He side-glanced to Dalla again; she nodded. The relationship between Zinganna and Salgath Trod hadn’t been purely business with her; there had been some real affection. He told her what had happened, and when he reached the point at which Salgath Trod had called Tortha Karf to confess complicity in the slave trade, her lips tightened and she nodded.

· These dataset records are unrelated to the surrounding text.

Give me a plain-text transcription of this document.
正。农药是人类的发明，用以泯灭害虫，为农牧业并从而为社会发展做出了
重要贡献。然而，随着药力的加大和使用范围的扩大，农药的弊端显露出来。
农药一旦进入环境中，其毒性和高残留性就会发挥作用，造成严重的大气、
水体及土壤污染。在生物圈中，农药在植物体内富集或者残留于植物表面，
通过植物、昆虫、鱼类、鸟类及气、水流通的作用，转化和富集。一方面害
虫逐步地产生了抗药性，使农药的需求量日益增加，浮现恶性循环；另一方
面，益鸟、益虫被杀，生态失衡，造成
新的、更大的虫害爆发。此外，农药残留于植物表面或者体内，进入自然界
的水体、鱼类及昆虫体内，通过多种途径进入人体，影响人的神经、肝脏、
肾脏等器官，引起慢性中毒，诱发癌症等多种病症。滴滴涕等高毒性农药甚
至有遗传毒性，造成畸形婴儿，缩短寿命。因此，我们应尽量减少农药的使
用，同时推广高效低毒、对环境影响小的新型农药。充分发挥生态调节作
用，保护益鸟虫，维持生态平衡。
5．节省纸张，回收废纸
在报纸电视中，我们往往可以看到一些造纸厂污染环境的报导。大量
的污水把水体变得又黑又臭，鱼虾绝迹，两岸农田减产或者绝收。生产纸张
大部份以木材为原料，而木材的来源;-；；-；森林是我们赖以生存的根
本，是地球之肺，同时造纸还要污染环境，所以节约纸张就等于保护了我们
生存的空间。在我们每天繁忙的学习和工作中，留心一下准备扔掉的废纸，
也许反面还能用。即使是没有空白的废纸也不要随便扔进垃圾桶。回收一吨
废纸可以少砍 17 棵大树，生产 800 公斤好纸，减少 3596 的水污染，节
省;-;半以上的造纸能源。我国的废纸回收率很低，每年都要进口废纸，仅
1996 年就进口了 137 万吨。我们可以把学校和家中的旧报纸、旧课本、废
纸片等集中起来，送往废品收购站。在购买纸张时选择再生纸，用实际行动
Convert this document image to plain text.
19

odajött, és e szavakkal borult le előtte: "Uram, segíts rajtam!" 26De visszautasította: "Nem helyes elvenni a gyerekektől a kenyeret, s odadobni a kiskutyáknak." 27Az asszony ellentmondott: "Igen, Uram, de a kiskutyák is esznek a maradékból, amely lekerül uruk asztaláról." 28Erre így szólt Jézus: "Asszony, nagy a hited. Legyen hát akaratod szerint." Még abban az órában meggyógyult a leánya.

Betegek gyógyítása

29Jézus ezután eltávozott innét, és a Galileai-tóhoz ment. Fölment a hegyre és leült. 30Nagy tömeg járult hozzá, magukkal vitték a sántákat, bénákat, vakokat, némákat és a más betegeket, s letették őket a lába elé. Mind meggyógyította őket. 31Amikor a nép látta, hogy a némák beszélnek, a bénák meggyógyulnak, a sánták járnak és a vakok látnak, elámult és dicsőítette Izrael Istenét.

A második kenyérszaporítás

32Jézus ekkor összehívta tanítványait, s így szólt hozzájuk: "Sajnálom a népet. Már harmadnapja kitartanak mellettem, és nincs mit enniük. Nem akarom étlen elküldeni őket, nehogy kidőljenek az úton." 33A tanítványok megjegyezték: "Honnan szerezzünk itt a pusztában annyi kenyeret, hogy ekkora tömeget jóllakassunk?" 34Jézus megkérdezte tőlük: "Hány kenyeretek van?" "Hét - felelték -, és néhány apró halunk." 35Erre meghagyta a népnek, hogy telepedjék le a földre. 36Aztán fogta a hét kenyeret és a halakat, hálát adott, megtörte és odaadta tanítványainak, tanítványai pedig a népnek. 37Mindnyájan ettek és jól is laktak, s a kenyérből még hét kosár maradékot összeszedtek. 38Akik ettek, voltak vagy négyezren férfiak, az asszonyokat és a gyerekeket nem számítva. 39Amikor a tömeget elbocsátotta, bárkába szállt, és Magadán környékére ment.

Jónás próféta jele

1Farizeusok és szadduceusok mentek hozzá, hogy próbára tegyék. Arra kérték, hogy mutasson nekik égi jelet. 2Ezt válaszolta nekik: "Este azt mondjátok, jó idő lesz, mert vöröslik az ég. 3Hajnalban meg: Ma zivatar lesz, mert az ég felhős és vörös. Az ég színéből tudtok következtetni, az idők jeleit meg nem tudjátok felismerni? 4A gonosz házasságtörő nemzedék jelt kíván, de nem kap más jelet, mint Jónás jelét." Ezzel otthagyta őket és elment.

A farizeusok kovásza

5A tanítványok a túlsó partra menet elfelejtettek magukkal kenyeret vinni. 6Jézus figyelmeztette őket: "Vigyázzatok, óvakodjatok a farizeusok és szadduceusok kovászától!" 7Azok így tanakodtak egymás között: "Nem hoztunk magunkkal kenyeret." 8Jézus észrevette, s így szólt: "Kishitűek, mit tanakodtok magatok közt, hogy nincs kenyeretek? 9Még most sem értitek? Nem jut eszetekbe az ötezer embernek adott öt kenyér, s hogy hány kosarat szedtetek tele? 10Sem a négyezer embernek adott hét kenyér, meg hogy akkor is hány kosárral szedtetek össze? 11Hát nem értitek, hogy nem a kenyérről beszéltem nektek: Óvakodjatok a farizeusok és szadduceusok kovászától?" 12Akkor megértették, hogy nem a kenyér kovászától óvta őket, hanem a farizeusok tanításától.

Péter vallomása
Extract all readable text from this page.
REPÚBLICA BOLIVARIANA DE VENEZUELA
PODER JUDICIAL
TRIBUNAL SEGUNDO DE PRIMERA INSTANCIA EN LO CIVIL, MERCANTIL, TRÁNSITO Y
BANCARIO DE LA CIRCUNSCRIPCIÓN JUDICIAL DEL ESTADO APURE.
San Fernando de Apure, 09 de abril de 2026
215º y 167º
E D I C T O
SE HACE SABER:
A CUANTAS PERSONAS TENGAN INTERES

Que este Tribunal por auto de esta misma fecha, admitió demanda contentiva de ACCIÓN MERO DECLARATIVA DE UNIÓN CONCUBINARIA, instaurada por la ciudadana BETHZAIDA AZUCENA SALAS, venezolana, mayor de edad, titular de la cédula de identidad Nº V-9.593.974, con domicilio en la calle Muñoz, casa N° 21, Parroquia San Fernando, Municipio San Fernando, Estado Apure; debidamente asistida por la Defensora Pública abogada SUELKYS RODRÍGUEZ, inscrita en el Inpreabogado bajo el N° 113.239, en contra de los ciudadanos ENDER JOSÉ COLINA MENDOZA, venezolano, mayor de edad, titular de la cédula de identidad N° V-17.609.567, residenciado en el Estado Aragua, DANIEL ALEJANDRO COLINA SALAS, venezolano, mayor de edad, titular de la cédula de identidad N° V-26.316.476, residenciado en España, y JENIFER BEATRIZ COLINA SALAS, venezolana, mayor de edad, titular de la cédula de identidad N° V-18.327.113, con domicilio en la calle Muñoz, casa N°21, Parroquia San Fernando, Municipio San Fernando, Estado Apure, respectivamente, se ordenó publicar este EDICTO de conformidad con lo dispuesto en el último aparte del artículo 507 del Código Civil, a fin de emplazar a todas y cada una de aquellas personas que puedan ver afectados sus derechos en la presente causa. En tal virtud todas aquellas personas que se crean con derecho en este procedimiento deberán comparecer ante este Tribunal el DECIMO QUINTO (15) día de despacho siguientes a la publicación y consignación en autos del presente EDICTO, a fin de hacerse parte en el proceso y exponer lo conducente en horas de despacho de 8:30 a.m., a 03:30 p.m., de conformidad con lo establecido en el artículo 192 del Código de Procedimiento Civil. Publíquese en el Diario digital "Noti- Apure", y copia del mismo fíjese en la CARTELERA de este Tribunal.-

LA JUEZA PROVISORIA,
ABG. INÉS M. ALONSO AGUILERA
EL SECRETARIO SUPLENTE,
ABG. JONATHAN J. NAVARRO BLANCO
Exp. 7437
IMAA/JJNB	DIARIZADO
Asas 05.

“I was afraid it was something like that,” she said. “For the last few days, well, ever since the news about the slave trade got out, he’s been worried about something. I’ve always thought somebody had some kind of a hold over him. Different times in the past, he’s done things so far against his own political best interests that I’ve had to believe he was being forced into them. Well, this time they tried to force him too far. What then?”
Vall continued the story. “So we’re keeping this hushed up, for a while. The way we’re letting it out, Salgath Trod is still alive, on Police Terminal, talking under narco-hypnosis.”
She smiled savagely. “And they’ll get frightened, and frightened men do foolish things,” she finished. She hadn’t been a politician’s mistress for nothing. “What can I do to help?”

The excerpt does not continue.